2.3 Decls&Defs: Variables
-
These are definitions of variables:
int x; string s = "abc"; MyFavoriteDataType mfdt (0);
-
These are declarations:
extern int x; extern string s; extern MyFavoriteDataType mfdt;
2.4 Decls&Defs: Functions
-
Declaration:
int myFunction (int x, int y);
-
Definition
int myFunction (int x, int y) { return x + y; }
-
The declaration provides only the header. The definition adds the body.
2.5 Decls&Defs: Data Types
-
Data types in C++ are declared, but never defined.
-
These are declarations:
typedef float Weight; typedef string* StringPointer; enum Colors {red, blue, green}; struct Money { int dollars; int cents; };
3 Dividing code into modules
Most of the source code files that make up a program are divided into modules consisting of a header file and a closely related compilation unit.
How do we divide up the declarations and definitions that make up a program into modules?
I usually focus on the headers first, then the compilation units. But in practice this is an iterative process, in which I make an initial division of the headers, look at what that does to the compilation units, modify the headers, look at what that changes the compilation units, etc.
Dividing up the headers:
-
Headers can only contain declarations – no definitions.
-
Headers are for sharing – if a declaration is only used in one module, it doesn’t need to be in a header.
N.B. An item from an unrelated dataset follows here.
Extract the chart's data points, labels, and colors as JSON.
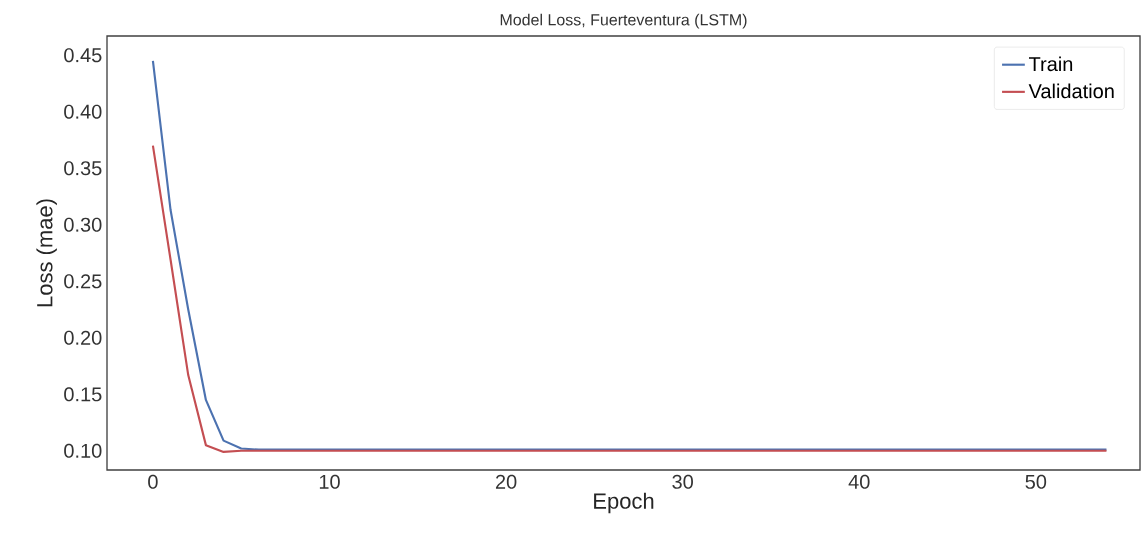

It can be hidden inside the compilation unit, thus reducing some potential coupling.
-
Start by identifying declarations of types, variables & constants, and functions that relate to a common “theme”.
Often the theme is “here’s a structured data type and all of the functions that manipulate it”.
-
Create a module for each such “theme”. Begin by collecting the declarations related to that theme into a single header file.
-
Pair up compilation units with the header files
-
Usually these will have matching names. If we had decided to have a “time” module with a header named
time.h
, I would add a compilation unittime.cpp
. -
The compilation unit provide definitions for each declaration in the header that is it paired with.
-
-
Now look for things that can be improved, e.g.,
-
Are there declarations in a header that are only used from within its own compilation unit? Hide them within the compilation unit.
-
Does a compilation unit try to use a symbol from another module that isn’t in a header? Move the symbol declaration into the header?
-
Do you have circular dependencies where header file 1
#include
s header file 2 that#include
s header file 1? Try to simplify by moving things around of maybe dividing one of those modules into two pieces, only one of which is needed by the other.
-
Dividing a program into modules is something of an art, and takes practice. Experience in reading other people’s code and seeing how they divided things up is useful.
In CS250, you will be introduced to the idea of an “abstract data type”, which is a powerful organizing principle for achieving well-designed modules.